36 602 Wijziging van enkele belastingwetten en enige andere wetten (Belastingplan 2025)

Nr. 28 AMENDEMENT VAN HET LID GRINWIS

Ontvangen 21 oktober 2024

De ondergetekende stelt het volgende amendement voor:

I

In de in artikel I, onderdeel A, voorgestelde tabel van artikel 2.10, eerste lid, worden de in de eerste en tweede kolom als laatste genoemde bedragen verlaagd met € 1.298 en wordt het in kolom IV als tweede opgenomen percentage verlaagd met 1,66 procentpunt.

II

In de in artikel I, onderdeel B, voorgestelde tabel van artikel 2.10a, eerste lid, worden de in de eerste en tweede kolom als laatste genoemde bedragen verlaagd met € 1.298 en wordt het in kolom IV als tweede opgenomen percentage verlaagd met 1,66 procentpunt.

III

In artikel I wordt na onderdeel Q een onderdeel ingevoegd, luidende:

Qa

In artikel 8.11, tweede lid, eerste volzin, onderdeel c, wordt het als tweede genoemde bedrag verlaagd met € 192.

IV

In de in artikel VIII, onderdeel a, voorgestelde tabel van artikel 20a, eerste lid, worden de in de eerste en tweede kolom als laatste genoemde bedragen verlaagd met € 1.298 en wordt het in kolom IV als tweede opgenomen percentage verlaagd met 1,66 procentpunt.

V

In de in artikel VIII, onderdeel b, voorgestelde tabel van artikel 20b, eerste lid, worden de in de eerste en tweede kolom als laatste genoemde bedragen verlaagd met € 1.298 en wordt het in kolom IV als tweede opgenomen percentage verlaagd met 1,66 procentpunt.

Toelichting

Dit amendement regelt dat het tarief van de nieuwe tweede schijf verlaagd wordt van 37,48% naar 35,82%. Hiermee is het tarief van de tweede schijf gelijk aan dat van de eerste schijf, waarmee de begrijpelijkheid van het stelsel niet afneemt, zoals in het kabinetsvoorstel, maar toeneemt.
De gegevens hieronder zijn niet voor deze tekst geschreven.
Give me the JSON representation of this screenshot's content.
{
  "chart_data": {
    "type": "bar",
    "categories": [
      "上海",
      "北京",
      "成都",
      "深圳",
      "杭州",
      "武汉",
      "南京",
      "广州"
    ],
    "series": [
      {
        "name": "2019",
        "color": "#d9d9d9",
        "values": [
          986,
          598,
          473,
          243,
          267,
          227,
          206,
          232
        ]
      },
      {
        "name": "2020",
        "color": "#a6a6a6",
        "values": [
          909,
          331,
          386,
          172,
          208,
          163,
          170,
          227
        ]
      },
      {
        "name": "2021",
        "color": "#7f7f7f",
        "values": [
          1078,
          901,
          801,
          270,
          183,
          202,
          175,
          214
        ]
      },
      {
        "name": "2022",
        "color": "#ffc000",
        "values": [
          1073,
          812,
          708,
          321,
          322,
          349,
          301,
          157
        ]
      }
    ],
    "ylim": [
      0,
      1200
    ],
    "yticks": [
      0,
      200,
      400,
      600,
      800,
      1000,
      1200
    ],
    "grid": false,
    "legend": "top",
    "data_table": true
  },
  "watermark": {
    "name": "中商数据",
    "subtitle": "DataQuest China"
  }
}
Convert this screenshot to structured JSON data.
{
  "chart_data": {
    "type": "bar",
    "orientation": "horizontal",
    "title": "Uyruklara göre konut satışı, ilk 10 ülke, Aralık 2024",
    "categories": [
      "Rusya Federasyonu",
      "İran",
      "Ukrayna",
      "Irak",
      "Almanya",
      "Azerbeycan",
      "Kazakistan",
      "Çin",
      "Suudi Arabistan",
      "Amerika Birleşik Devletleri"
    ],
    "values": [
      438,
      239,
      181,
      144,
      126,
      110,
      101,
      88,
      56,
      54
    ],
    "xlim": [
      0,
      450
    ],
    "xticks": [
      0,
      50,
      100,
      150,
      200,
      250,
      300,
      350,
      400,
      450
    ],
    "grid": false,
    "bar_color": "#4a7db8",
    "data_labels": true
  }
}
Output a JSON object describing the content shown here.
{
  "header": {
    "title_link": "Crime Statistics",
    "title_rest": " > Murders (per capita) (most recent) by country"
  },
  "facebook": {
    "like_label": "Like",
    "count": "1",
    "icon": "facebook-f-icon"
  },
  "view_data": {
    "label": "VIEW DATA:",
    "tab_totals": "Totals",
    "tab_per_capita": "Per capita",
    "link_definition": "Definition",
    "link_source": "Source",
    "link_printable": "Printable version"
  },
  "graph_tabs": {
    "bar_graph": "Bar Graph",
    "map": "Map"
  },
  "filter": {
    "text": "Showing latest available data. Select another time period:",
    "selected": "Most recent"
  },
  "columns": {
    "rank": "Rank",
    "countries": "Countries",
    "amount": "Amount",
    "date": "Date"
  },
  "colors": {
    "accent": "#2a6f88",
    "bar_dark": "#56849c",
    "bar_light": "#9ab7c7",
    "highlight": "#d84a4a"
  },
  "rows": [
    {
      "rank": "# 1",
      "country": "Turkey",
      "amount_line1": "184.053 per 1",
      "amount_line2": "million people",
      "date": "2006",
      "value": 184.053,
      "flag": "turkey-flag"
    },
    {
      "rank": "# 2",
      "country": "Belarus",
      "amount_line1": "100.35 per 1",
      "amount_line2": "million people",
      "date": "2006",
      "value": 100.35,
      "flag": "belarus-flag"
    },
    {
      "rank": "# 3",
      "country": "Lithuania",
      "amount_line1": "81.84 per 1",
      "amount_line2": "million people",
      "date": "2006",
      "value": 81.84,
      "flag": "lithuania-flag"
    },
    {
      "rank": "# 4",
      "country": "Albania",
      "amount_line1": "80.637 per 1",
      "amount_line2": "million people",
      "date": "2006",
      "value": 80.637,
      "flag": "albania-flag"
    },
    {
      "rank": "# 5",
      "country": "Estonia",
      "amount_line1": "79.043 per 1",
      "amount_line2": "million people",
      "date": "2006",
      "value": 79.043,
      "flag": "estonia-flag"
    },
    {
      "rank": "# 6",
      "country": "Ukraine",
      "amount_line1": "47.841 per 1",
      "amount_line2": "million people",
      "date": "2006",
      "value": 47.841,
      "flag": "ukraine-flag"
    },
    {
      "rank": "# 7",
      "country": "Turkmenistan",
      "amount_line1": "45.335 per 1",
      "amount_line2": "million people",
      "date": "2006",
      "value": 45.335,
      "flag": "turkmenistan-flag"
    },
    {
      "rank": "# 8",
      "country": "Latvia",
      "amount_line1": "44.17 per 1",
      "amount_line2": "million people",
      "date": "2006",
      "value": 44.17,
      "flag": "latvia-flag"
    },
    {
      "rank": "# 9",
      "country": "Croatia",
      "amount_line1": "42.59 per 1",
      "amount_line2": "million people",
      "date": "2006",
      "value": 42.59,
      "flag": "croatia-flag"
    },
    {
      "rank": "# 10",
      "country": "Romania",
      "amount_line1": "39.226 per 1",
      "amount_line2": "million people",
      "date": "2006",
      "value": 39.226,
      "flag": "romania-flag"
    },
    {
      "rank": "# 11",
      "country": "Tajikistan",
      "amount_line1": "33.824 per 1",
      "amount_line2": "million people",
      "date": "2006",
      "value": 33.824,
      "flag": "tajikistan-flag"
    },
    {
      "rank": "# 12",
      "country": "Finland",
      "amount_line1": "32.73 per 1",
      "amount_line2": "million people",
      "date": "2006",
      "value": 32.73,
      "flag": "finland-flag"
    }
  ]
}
Dekking wordt gevonden in het niet-indexeren van de schijfgrens van het toptarief en het verlagen van de arbeidskorting (die vorig jaar met 480 euro verhoogd is). Doordat deze ingreep plaatsvindt in het traject van de tweede schijf, zijn de inkomenseffecten vrijwel nihil. Dit amendement vermindert naast de complexiteit de verstorende werking van de arbeidskorting, waarvan immers – in de woorden van de vorige Staatssecretaris – «de grenzen van de inzet van bereikt zijn».

Indiener is van mening dat een extra schijf in box 1 moet worden doorgevoerd op het moment dat (een deel van) de heffingskortingen niet meer inkomensafhankelijk afbouwen en niet dat er, zoals in het huidige voorstel, de facto nog een extra inkomensafhankelijke knop wordt gecreëerd.